There are no recognized off-street parking standards for food truck venues. The Zoning Ordinance requires one parking space per 75 sq. ft. of dining area in restaurants, within which about two tables or eight patrons can be located. Based on observation and past experience, staff estimates that, on average, food trucks can serve up to 16 patrons per hour (about one every four minutes). Since most food trucks observed in operation in Santa Monica serve prepared (not pre-made) meals, an estimate of approximately 16 patrons per hour is equivalent to a dining area of 150 sq. ft. justifies a requirements of two parking spaces per food truck.
Allowing Off-Street Food Truck Venues on a Limited Term, Subject to Renewal
Currently, Santa Monica’s zoning laws do not have any mechanism to authorize permanent or perpetually recurring uses with limited term use permits. Consistent with generally accepted land use principles, local use permits (PSPs, CUPs, etc…) generally grant land use entitlements to a property in perpetuity, unless otherwise revoked, abandoned or amortized out of existence by subsequent legislation.

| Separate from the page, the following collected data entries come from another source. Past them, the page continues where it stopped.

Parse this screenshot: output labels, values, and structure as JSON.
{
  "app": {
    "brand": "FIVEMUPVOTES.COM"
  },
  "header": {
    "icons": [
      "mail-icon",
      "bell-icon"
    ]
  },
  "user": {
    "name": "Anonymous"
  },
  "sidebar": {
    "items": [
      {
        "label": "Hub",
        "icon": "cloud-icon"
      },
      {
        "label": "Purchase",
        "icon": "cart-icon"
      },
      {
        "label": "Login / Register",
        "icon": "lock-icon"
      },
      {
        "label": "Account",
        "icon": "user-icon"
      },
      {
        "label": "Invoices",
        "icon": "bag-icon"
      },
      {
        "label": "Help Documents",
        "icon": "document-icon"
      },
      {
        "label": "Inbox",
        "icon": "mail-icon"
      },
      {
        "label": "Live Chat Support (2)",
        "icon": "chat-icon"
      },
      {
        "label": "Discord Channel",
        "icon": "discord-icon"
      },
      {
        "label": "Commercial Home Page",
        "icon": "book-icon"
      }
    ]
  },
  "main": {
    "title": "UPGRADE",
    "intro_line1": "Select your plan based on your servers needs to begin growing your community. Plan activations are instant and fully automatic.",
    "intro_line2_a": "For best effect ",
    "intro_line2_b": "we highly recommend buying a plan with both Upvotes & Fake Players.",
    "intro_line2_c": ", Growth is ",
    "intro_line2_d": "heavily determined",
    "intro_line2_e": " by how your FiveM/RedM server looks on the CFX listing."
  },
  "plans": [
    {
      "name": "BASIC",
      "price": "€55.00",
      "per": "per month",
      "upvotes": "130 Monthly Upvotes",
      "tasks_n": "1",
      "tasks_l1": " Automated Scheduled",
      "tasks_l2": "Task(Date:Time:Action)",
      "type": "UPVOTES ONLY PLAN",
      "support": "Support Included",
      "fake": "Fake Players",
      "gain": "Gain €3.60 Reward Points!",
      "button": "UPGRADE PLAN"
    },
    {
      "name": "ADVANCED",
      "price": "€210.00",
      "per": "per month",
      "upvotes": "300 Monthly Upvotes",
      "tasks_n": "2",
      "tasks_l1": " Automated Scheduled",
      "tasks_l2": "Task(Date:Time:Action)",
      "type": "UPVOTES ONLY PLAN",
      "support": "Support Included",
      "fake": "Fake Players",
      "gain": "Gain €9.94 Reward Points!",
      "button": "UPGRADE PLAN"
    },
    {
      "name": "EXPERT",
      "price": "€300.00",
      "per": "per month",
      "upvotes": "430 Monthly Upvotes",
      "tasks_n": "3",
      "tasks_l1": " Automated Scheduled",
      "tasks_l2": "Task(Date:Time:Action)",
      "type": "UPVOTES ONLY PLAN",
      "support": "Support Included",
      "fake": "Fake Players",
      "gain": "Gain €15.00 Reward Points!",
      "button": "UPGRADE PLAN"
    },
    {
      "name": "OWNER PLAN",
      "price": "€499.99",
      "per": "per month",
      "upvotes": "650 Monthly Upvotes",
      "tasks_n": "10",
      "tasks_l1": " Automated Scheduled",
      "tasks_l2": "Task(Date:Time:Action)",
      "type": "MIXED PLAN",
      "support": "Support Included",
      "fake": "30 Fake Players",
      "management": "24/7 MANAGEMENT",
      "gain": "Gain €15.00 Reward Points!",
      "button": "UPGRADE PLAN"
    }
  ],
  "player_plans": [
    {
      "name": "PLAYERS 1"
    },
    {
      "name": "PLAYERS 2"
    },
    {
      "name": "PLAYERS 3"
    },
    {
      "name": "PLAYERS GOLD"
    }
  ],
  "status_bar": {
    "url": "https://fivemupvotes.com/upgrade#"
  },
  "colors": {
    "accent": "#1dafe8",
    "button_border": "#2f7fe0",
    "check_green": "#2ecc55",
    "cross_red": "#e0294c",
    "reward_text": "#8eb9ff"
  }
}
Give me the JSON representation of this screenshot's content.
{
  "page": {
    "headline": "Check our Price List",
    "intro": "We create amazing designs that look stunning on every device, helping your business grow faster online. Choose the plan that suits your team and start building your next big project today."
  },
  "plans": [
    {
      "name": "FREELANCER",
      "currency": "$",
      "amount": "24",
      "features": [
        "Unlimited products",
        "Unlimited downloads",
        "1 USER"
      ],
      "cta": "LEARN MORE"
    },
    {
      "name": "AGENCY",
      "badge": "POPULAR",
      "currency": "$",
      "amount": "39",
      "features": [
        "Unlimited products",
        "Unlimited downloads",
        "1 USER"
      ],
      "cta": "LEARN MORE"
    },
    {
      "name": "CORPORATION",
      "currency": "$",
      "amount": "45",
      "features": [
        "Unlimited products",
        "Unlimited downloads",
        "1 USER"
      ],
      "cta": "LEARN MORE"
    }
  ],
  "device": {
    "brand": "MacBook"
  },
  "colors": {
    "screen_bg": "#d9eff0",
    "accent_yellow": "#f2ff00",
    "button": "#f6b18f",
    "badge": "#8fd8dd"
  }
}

California courts have viewed expiration of use permits (e.g. PSP, CUP) in the land use context with skepticism. Courts generally agree that use permits do not expire automatically, even when a condition to the permit or local law provide for such an expiration. In one case, a California court concluded that “once a use permit [even ones with a definitive end-date] has been properly issued, the power of a municipality to revoke it is limited.” The court concluded that refusing to renew a use permit (even ones with definitive terms) at the end of the permit term is to be treated the same as revocation. Generally, revocation (or non-renewal) could occur if the permittee fails to comply with permit conditions or if the permittee operates in a way that creates a public nuisance. Additionally, independent from revocation, the City could eliminate established uses in a zoning district through amortization.
Of course, these judicial decisions do not impose an outright prohibition from imposing expiration dates on use permits, such as this PSP. However, even with an automatic expiration date, the City would still have to meet the rigorous revocation standards before it could effectuate the permit expiration. Nonetheless, an expiration date could provide the City with a practical opportunity to reexamine the permit at issue, and allow the City to determine if adjustments are appropriate (e.g. through revocation for non-compliance or elimination of the use through amortization).
The proposed ordinance is exempt from the provisions of the California Environmental Quality Act (CEQA) pursuant to Section 15061(b)(3) in that it can been seen with certainty that the proposed ordinance does not have the potential to significantly impact the environment, since the proposed ordinance amendment merely allows off-street food truck venues on large parcels with limited hours of operation and in limited areas of the City with standards in place to ensure that there no adverse impacts on the adjacent and surrounding neighborhood. In addition, the text amendment is exempt under CEQA Section 15304, Class 4 which exempts minor temporary use of land having negligible or no permanent effects on the environment since the off-street food truck venues would be allowed a maximum of three days per week with limited hours.
Notices of the City Council public hearings were published in the Santa Monica Daily Press a minimum of 10 days prior to the hearing in accordance with City requirements.
Financial Impacts & Budget Actions
There is no immediate Budget/Financial impact to the policy decision.